Industry group urges EU to impose broader sanctions on Russian aluminium

LONDON/BRUSSELS (Reuters) -The European Union should impose broader import bans on Russian aluminium, industry group European Aluminium said on Friday, arguing that the current proposal to ban certain products would have only a limited impact.

EU members are currently debating a European Commission proposal for a 12th package of sanctions set to include import bans for diamonds and liquefied propane and measures designed to tighten implementation of a price cap on Russian oil.

It also includes bans on aluminium wires, tubes and pipes, but these only make up 12% of EU aluminium imports from Russia, European Aluminium said in a statement.

“We strongly encourage the European Union to accelerate its efforts and broaden their scope to cover all major product categories,” said Director General Paul Voss.

EU industry has already started to phase out Russian aluminium, with January-August imports down by a third from the same period in 2022, based on European Aluminium data. For ingots, Russia represented 9% of all EU imports, compared with 25% in previous years.

In the first nine months of this year, EU imported almost 500,000 metric tons of Russian aluminium and aluminium products worth 1.26 billion euros ($1.37 billion), according to Eurostat data. For 2022, imports were worth 2.84 billion euros.

In July, the group sent a letter to members saying it had discussed the possibility of “actively calling for EU sanctions on Russian aluminium”, but not on Russian major producer Rusal.

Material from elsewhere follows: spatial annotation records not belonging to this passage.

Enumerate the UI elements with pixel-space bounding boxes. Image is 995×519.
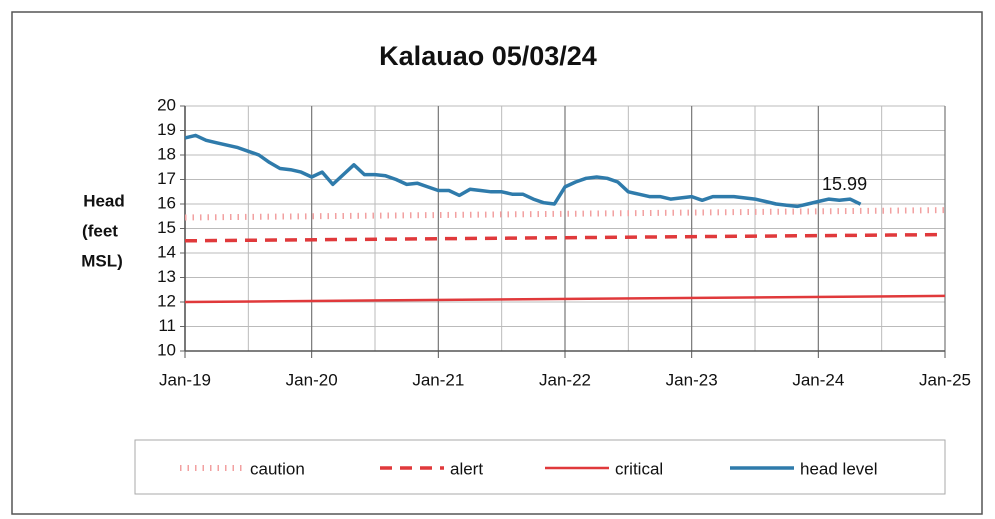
chart-title: Kalauao 05/03/24 bbox=[379, 41, 597, 71]
series-line bbox=[184, 133, 862, 209]
y-tick-label: 18 bbox=[157, 144, 176, 163]
y-tick-label: 19 bbox=[157, 120, 176, 139]
data-label: 15.99 bbox=[822, 174, 867, 194]
chart-frame bbox=[11, 11, 983, 515]
y-axis-label: MSL) bbox=[81, 251, 123, 270]
x-tick-label: Jan-21 bbox=[412, 370, 464, 389]
y-axis-label: Head bbox=[83, 191, 125, 210]
y-tick-label: 13 bbox=[157, 267, 176, 286]
y-axis-label: (feet bbox=[82, 221, 118, 240]
x-tick-label: Jan-19 bbox=[159, 370, 211, 389]
y-tick-label: 14 bbox=[157, 242, 176, 261]
series-line bbox=[184, 232, 946, 243]
legend-label: critical bbox=[615, 459, 663, 478]
legend-label: alert bbox=[450, 459, 483, 478]
x-tick-label: Jan-24 bbox=[792, 370, 844, 389]
x-tick-label: Jan-20 bbox=[286, 370, 338, 389]
y-tick-label: 15 bbox=[157, 218, 176, 237]
y-tick-label: 10 bbox=[157, 340, 176, 359]
legend-label: head level bbox=[800, 459, 878, 478]
legend-box bbox=[134, 439, 946, 495]
y-tick-label: 20 bbox=[157, 95, 176, 114]
x-tick-label: Jan-22 bbox=[539, 370, 591, 389]
series-line bbox=[184, 294, 946, 304]
y-tick-label: 17 bbox=[157, 169, 176, 188]
x-tick-label: Jan-25 bbox=[919, 370, 971, 389]
legend-label: caution bbox=[250, 459, 305, 478]
x-tick-label: Jan-23 bbox=[666, 370, 718, 389]
y-tick-label: 12 bbox=[157, 291, 176, 310]
y-tick-label: 16 bbox=[157, 193, 176, 212]
y-tick-label: 11 bbox=[158, 316, 176, 335]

While substituting other supply for Russian ingots would be feasible in Europe, the wide global spread of Rusal’s operations makes sanctions on that company more problematic, July’s memorandum said.

Friday’s statement did not mention Rusal, which produced 4 million metric tons of primary aluminium last year, about 6% of global supply.

European Aluminium members include refiners, smelters, manufacturers of semi-finished products and recyclers, including top producers Hydro, Alcoa and Rio Tinto.